Insistere a cercarlo sarebbe stato come cercare se stesso.
Qualunque cosa avesse fatto, doveva farlo da solo, per mezzo della forza totale di ciò che era diventato.
C’erano dati ed idee, c’era la conoscenza, c’era la tecnica e c’era anche qualcosa di sudicio che era Lambert Finn.
Scese nella propria mente, si addentrò fra gli scaffali e i ripiani, fra i barili e i bidoni e le casse e gli scatoloni, fra quell’incredibile mucchio di cianfrusaglie che non erano state ancora suddivise, in quel caos di miliardi di mozziconi che erano stati rovesciati alla rinfusa dentro di lui da un essere.
Trovò cose che lo sbalordirono, ed altre che lo disgustarono, e altre che erano ottime, ma che non avevano nessun valore nella sua situazione attuale.
E intanto, sotto sotto, insistentemente, la mente di Lambert Finn, non ancora assorbita e che forse non sarebbe mai stata assorbita ma avrebbe continuato a rintanarsi negli angoli, continuava a mettersi in mezzo.
La spinse da un parte, la scostò dal suo cammino, la spazzò sotto i tappeti e continuò a cercare… ma i pensieri sudici, i concetti e le idee ripugnanti, i pensieri di Finn, le convulsioni di quel nocciolo di orrore furioso usciti dal pianeta d’incubo di Finn continuavano a schizzare fuori.

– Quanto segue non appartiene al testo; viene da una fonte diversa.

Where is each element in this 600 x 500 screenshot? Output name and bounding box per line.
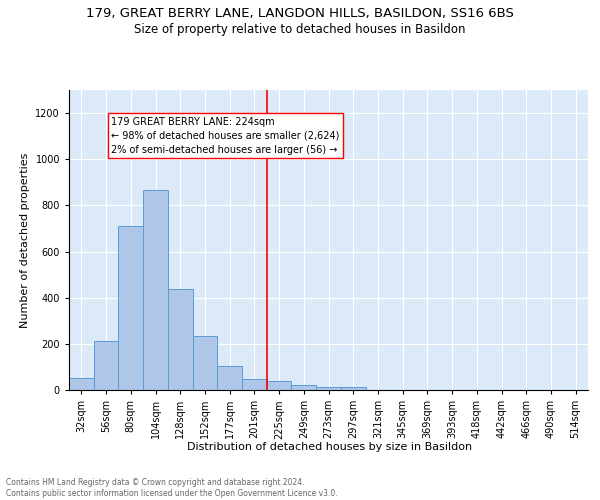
Bar: [118, 226, 143, 390]
Bar: [217, 366, 242, 390]
Text: Contains HM Land Registry data © Crown copyright and database right 2024.
Contai: Contains HM Land Registry data © Crown c…: [6, 478, 338, 498]
Bar: [69, 378, 94, 390]
Bar: [193, 336, 217, 390]
Text: Size of property relative to detached houses in Basildon: Size of property relative to detached ho…: [134, 22, 466, 36]
Text: 179 GREAT BERRY LANE: 224sqm
← 98% of detached houses are smaller (2,624)
2% of : 179 GREAT BERRY LANE: 224sqm ← 98% of de…: [111, 116, 340, 154]
Bar: [143, 190, 168, 390]
Bar: [341, 388, 365, 390]
Bar: [292, 385, 316, 390]
Bar: [242, 379, 267, 390]
Bar: [316, 388, 341, 390]
Y-axis label: Number of detached properties: Number of detached properties: [20, 152, 30, 328]
Bar: [267, 381, 292, 390]
Bar: [168, 289, 193, 390]
Bar: [94, 341, 118, 390]
Text: Distribution of detached houses by size in Basildon: Distribution of detached houses by size …: [187, 442, 473, 452]
Text: 179, GREAT BERRY LANE, LANGDON HILLS, BASILDON, SS16 6BS: 179, GREAT BERRY LANE, LANGDON HILLS, BA…: [86, 8, 514, 20]
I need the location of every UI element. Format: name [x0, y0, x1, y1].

E mentre, per la centesima volta, spazzava via quel sudiciume, captò un barbaglio di ciò che cercava e si lanciò all’inseguimento… attraversò tutta l’oscenità ed il male di quel nucleo di orrore fremente che aveva strappato alla mente di Finn. E fu lì che la trovò… non nel brillante mucchio di cianfrusaglie che aveva ereditato dal Rosa, ma nella massa di immondizia che aveva rubato a Finn.
Era una conoscenza aliena, e viscida e perversa, e seppe che aveva avuto origine sul pianeta che aveva fatto di Finn un pazzo fanatico: e mentre la teneva mentalmente fra le mani e vedeva in che modo funzionava, in un modo molto semplice, secondo concetti molto logici, captò almeno una parte del senso di colpa e di paura che aveva scatenato in Finn un odio furioso.